I knew there would be some adjustments having my sister living with me. But there are a lot of things I also didn’t think about.
For instance, I’m WAY more clean than her (btw, anyone who has ever step foot in my apartment will tell you, I’m not an exceptionally tidy person). When I make dinner, I pick up the dishes before I start eating so that when I’m nice and full I don’t have to worry about cleaning. She’ll clean up her dishes… one… two… days later. I like to clean up the kitchen counter every time I cook. I don’t think the kitchen counter has seen a wash rag moved by her hand.
Now, I ask her to pick up a little bit more, and try to do it in a non-passive aggressive way. But I know that if she’s adjusting to my levels of cleanliness, I also need to be understanding of hers and find a middle ground.
Her mom is also a major anal-retentive OCD clean person who would just do things for her if she didn’t do them, so I’m trying to avoid doing that without resorting to living in a pig sty.

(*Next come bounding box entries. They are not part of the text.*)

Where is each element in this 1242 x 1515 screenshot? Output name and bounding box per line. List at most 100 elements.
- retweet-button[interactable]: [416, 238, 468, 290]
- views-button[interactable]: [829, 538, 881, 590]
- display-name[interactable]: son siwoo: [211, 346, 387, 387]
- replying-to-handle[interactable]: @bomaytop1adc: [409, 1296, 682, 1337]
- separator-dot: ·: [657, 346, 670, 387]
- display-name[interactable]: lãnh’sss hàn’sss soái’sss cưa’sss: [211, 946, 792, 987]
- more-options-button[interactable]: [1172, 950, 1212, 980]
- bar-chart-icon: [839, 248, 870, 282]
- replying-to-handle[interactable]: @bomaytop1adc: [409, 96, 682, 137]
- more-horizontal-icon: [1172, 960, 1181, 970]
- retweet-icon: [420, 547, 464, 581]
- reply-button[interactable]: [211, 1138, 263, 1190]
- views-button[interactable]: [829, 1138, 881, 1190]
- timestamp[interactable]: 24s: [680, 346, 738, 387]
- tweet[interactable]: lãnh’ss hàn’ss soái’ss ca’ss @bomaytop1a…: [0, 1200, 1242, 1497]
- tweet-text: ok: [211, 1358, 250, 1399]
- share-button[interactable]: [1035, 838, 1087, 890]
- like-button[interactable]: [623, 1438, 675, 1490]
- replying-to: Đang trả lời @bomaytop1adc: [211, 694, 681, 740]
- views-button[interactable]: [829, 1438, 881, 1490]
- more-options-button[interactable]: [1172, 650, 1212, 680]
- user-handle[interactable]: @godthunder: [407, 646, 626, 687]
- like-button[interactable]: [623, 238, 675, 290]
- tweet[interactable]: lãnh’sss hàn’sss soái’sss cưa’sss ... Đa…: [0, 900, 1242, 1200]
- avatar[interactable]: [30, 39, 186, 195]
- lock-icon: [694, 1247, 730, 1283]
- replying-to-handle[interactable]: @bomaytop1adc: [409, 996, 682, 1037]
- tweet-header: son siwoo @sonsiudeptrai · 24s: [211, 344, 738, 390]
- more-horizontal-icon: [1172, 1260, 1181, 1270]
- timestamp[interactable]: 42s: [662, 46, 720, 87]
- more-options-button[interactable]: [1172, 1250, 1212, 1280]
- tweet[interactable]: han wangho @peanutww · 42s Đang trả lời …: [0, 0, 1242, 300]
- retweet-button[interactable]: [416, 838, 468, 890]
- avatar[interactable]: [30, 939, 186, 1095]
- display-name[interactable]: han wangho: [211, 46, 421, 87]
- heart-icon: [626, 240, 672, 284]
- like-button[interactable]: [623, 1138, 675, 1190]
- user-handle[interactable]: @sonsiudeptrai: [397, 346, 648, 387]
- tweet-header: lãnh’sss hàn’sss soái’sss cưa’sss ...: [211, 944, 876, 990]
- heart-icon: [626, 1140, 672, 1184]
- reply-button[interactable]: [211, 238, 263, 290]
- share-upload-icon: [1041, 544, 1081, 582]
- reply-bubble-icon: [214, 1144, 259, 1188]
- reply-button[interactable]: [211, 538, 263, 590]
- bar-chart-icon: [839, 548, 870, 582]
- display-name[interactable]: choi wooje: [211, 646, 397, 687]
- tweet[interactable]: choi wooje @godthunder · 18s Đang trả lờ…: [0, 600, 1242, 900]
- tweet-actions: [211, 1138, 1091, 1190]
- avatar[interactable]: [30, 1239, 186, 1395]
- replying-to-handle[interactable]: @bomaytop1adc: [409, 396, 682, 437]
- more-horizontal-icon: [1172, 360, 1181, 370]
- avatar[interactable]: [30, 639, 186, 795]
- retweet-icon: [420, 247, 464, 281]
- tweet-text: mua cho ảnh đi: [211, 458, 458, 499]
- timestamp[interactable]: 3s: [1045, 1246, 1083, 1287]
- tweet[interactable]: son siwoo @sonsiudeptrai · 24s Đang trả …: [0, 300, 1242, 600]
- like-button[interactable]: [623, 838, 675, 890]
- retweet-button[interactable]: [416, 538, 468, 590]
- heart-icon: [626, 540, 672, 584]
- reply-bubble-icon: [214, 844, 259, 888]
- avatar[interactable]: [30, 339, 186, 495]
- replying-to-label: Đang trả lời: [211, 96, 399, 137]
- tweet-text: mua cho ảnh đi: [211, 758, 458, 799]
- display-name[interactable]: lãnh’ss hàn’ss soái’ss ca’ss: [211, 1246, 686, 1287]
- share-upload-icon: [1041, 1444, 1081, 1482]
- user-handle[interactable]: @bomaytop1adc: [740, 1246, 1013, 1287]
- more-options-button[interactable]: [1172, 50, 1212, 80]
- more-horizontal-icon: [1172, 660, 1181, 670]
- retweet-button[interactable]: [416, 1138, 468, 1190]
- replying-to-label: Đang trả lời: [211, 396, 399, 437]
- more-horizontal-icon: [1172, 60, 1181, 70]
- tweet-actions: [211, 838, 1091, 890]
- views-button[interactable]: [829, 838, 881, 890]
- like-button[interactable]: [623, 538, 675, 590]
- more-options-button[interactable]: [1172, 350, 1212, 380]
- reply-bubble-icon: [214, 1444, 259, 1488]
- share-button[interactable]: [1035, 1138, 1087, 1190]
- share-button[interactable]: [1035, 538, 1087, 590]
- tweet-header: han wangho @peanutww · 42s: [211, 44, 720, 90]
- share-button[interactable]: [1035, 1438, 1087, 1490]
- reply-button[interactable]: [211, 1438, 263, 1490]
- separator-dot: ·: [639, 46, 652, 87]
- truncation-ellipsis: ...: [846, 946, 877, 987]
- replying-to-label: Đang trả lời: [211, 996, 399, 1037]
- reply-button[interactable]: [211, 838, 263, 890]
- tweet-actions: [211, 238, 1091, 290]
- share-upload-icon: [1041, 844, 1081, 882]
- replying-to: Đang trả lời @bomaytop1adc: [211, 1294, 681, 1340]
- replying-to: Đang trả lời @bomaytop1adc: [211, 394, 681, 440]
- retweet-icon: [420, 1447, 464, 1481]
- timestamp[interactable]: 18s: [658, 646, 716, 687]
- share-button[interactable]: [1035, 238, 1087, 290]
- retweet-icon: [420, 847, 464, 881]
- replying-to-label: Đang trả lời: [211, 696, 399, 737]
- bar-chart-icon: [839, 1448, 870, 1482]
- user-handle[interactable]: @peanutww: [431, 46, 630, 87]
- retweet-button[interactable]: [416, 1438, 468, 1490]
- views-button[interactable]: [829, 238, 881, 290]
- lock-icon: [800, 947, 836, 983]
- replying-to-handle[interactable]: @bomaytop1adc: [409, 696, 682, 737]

I like just doing a quick pick up of my stuff before the end of the day to make sure that everything is nice when I come out the next morning. Since she’s been here Jack (the dog) has eaten her trig homework, her communications book, and started on her chemistry homework before I stopped him. I’m not sure how many of her school things he’s going to have to eat before she learns to keep her stuff in her room.
Oh, and have I mentioned that she takes absolutely no initiative of her own to take out the trash? It just sits there unless I say “Hey, um, would you mind taking that out next time you go work out? Thanks!”
But, I’d have to say that the thing that bothers me the most is that she uses my stuff. She was using my hair brush the other day. She hangs her jacket over my towel when she showers. She eats my food without asking (even though I buy her food, she hasn’t quite gotten the concept that I’m not a parent, I’m a roommate and there is a “mine” and a “yours”). It isn’t your stuff sister, so stop using it!
I’m trying really hard to not get angry about little things. I know that in the grand scheme it really isn’t a big deal if she uses my toothpaste. But it still aggrevates me because she didn’t pay for it. She didn’t pay for any of it. And somehow she expects me to think she’s “grown up” enough to live on her own?
I’m realizing more and more how important it is for teenagers to go to college – if nothing else than to learn to respectfully live with another person. The dorm experience or a shared apartment off campus with other students is such an important part of development. Also, isn’t that why they say you should never room with your best friend when you go to college? They should amend that to include your big sister, too.
I’m trying to keep my cool and be reasonable. And our plan is to sit down monthly and discuss any issues. I also don’t want that to be just a bitch session so I need to find a way to do it that isn’t like I’m a huge stick in the mud. Any suggestions are welcome.